Routine coagulation assays like PT (INR) and aPTT are in general more sensitive in the detection of hypocoagulability rather than hypercoagulability. This is because their reagents contain very high concentrations of clotting activators and the end-point of these tests (clot formation) does not accurately depicts the whole coagulation process. The case of FV Leiden, however, is particular, because aPTT is used to detect it, provided it is performed in the absence and presence of standard amounts of exogenous activated protein C (APC) and an APC-sensitiviy ratio is then calculated.
i found another answer but indeed more details about this to confirm the normal of this test.(
In factor V Leiden, patients have a point mutation in the factor V gene that produces a mutated factor V (it’s called factor V Leiden because this mutation was first described in Leiden, Netherlands). It turns out that this mutated factor V participates just fine in the coagulation cascade. The problem is that it can’t be turned off by protein C! The mutation in factor V Leiden just happens to be in one of the sites where protein C cleaves (and therefore inactivates) factor V; so in factor V Leiden, cleavage at that site doesn’t happen, and factor V “lasts” longer. So the mutated factor V just keeps working, even when the body is sending signals to stop making fibrin.
Back to the lab tests. The INR and PTT are normal in factor V Leiden because the patient with factor V Leiden makes fibrin at the same rate as a person with normal factor V. It’s just that later on, when the body tries to turn factor V off, the factor V Leiden patient will keep on making fibrin. Neither the INR nor the PTT measure this; in fact, no routine coag test measures it (they all just measure the time it takes to make fibrin).
PT and APTT are blunted assays. Plasma is unphysiologically hyper-activated to yield about 1-10 IU/ml thrombin. Ultra-specific chromogenic thrombin generation assays are the future in coagulation testing.
Factor V Leiden produces resistance to APC, the best measure to approximate to FVL is the levels of PC and APC, not the INR, PT or PTT, if you want a exactly measure of FVL you should do a q-PCR . This is the major problem in the treatment of patients with FVL, they have a risk of hypercoagulation but they don't have an specific measure that evidence the risk (all of the measure and indirect and no necessarily specific of FVL)
aPTT performed in the absence and presence of APC is the screening test to detect APC resistance. Once APC resistance has been confirmed, a genetic test will determine if such resistance is due to the Leiden mutation of FV. To my knowledge, levels of PC or APC do not relate to FVL, neither they can be used to hint at the presence of FVL.

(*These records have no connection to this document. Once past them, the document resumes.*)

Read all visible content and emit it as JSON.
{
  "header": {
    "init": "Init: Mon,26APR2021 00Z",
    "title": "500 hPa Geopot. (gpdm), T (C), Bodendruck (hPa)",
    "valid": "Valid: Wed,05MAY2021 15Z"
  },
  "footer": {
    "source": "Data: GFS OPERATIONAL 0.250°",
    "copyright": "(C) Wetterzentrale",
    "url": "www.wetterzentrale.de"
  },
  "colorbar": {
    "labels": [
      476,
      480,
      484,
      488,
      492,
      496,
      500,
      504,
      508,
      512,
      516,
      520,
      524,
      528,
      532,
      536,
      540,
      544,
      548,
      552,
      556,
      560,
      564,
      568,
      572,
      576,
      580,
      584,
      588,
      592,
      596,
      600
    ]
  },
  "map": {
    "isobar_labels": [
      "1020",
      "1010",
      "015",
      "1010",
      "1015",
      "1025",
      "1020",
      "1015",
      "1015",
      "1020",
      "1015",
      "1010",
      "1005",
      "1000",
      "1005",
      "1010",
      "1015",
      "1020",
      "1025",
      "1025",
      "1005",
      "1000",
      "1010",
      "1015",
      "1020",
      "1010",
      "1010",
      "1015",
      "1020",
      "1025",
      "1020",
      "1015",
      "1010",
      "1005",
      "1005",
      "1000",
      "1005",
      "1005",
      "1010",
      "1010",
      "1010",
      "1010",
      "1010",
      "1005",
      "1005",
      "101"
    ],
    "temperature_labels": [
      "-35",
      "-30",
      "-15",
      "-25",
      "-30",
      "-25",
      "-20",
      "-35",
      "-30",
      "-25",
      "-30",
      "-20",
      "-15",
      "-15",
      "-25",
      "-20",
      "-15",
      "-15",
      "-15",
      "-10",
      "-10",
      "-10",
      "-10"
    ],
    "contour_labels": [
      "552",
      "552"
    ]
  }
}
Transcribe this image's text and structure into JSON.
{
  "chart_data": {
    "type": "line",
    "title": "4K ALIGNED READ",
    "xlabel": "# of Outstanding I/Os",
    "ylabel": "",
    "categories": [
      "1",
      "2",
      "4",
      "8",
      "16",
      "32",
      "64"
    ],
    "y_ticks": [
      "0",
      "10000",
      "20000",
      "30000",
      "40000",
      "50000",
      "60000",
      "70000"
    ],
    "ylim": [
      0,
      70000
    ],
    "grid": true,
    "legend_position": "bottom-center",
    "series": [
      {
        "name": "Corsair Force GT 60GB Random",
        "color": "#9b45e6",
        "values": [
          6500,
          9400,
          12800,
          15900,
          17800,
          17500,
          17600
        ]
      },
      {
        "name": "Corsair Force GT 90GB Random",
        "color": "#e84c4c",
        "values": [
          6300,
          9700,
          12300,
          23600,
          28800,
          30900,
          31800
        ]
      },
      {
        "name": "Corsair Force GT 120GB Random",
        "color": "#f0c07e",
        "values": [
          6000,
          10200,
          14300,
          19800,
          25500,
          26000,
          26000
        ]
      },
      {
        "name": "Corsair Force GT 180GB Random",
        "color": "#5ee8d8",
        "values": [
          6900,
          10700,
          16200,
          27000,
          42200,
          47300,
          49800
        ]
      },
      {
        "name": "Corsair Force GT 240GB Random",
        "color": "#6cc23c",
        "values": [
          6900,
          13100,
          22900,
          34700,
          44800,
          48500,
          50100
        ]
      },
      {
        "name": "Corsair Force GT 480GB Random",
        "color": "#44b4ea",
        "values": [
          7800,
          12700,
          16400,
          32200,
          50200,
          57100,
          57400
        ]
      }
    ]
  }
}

If you want to increase sensitivity and specificity of APC testing in an aPTT-based assay (in presence and absence of APC), a predilution of the sample in FV deficient plasma may be used. This eliminates the influence of FVIII, Protein S, Heparin and most of the Lupus anticoagulant related disturbances (and so on).
The prothrombinmutation leads to an unaltered prothrombin molecule as the mutation is not translated into the protein sequence. PT usually reflects the average of FVII, FX, FII (and depending on the reagent FV) +/- 5% (in Germany we like to express PT and factor concentrations in [% of norm] and here you see one reason why). The concentration of prothrombin is somewhat increased compared to non-carriers. There might be (actually is) an effect on PT but it is smaller than the natural variation in a normal population. The latter also applies for the aPTT assay.